Some of them may be aware that the Individual Mandate penalty did go up, but think that it's "only" $325 this year (or 2% of your taxable income). That's true...except that applies to 2015, not 2016. $325 is the price you'll have to pay next spring for 2015.
No, if you fail to get covered this time around, for 2016, and don't qualify for a waiver due to low income/hardship, you're gonna be hit with a whopping $695 tax in the spring of 2017 (and, as Louise Norris reminds me, that's $695 per adult, not per household...plus $347.50 per child).
I'm not going to get into the question of whether this is "fair" or not, or whether any of your options are truly "affordable" by your definition of the term vs. the federal government's. I'm just saying that you're gonna get hit with a $695 fine (or 2.5% of your taxable income) in 2017 if you don't get covered for 2016.
UPDATE #2: And one more thing...
- #7: IF THERE'S *ANY* CHANCE THAT YOUR INCOME WILL BE *UNDER* 400% FPL NEXT YEAR, USE THE ACA EXCHANGE TO ENROLL!!
Around 85% of those enrolled in individual/family policies via the ACA exchanges receive federal tax credits, because their income falls below 400% of the Federal Poverty Line (roughly $47,000 for a single person with no dependents or $97,000/year for a family of 4). The other 15% enrolled via HC.gov or the state exchanges have incomes higher than that, and therefore don't receive subsidies of any sort. There's a simple reason why the >400% crowd is such a small portion of the exchange total...they have no reason to do so, since they can simply enroll in a policy off exchange, directly through their insurance carrier. Why go through the extra steps of an exchange plan if you're not gonna receive any benefit from doing so?
But what if your income is around 400% FPL? Or, what if you're self-employed and have a highly variable income which changes from year to year? Well, in that case, even though you may have been over 400% this year, that might not be the case next year...so you're still better off enrolling through the exchange. That way if your income next year turns out to be below the threshold, you'll be good to go; just report the change and you should be able to receive financial assistance after all.
If you enroll directly through a carrier, however, you're pretty much stuck paying full price even if your income changes. Here's the relevant "Qualifying Life Change" from the Special Enrollment Period checklist:
As you can see, that's pretty iffy. You may qualify or you may not. To be certain, it's much better to simply enroll via the exchange in the first place; that way you're already in the system when you report the income change (which will simply change your tax credit amount from $0 to whatever it's supposed to be).
UPDATE #3: OK, make it 8 pieces of advice...
- #8: CHECK TO SEE IF YOUR PREFERRED DOCTOR/HOSPITAL IS IN THE PLAN'S NETWORK OR NOT
If you're getting insured for the first time, you may not have any particular preference when it comes to doctors, hospitals or specialists.

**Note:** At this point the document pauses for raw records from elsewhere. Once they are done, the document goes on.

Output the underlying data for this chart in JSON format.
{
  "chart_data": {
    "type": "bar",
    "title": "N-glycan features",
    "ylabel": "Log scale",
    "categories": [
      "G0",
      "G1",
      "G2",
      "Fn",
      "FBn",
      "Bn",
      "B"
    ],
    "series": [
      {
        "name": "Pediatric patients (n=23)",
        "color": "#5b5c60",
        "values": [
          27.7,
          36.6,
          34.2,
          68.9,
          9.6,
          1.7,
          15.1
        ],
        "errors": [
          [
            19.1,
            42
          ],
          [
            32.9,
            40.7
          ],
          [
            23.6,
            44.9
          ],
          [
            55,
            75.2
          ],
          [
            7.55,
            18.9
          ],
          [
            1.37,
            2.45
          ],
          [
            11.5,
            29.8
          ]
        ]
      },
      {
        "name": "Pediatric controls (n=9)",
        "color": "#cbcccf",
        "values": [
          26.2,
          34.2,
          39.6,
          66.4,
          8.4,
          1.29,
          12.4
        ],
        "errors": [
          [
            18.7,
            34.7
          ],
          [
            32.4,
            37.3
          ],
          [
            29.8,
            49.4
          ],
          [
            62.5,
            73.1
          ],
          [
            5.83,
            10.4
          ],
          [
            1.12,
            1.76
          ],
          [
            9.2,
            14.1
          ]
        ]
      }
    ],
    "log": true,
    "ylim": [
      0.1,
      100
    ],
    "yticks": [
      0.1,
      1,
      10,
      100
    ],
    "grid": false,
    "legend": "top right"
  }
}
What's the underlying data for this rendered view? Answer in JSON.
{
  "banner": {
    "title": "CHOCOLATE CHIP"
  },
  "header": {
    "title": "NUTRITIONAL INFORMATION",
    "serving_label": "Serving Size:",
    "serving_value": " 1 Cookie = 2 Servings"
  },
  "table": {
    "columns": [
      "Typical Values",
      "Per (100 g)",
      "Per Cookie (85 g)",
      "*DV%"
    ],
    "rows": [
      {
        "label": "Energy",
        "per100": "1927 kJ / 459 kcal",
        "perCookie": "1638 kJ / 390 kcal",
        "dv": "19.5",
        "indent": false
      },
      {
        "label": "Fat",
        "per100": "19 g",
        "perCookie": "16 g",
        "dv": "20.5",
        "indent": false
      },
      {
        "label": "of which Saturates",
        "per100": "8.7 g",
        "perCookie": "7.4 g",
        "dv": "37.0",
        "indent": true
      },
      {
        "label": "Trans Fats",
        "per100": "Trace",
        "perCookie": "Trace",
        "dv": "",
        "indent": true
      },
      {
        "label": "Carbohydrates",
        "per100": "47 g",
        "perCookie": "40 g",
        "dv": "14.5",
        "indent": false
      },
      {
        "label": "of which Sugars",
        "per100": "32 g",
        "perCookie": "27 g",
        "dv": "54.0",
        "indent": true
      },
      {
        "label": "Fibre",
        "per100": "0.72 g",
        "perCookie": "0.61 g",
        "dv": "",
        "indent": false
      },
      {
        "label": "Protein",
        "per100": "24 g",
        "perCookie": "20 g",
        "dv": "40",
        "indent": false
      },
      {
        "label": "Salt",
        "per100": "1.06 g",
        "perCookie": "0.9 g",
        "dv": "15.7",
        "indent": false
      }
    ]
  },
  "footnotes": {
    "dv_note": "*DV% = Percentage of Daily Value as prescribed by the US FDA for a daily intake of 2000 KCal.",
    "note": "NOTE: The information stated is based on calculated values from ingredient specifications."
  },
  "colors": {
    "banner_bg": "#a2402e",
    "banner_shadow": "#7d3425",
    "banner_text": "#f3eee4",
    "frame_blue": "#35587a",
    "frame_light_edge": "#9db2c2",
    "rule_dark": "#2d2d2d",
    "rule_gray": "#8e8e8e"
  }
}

However, many people do. One of the big complaints last year was that people had no idea whether "their" doctor was "in network" or not...and often got hit with a rude awakening when they were told that they'd have to pay full price (or at least more than expected) when they went to pay.
This year, some of the ACA exchanges have either added "In Network" lookup tools or have them in the works...but some aren't operational yet, and even the ones which are may not be 100% accurate/up to date. If you're really concerned about whether the doctors/hosptials/specialists you know you want are covered by a particular plan, I'd still recommend contacting them directly to find out to be certain. Hopefully this won't be an issue next year, but for now I'd double-check to be sure.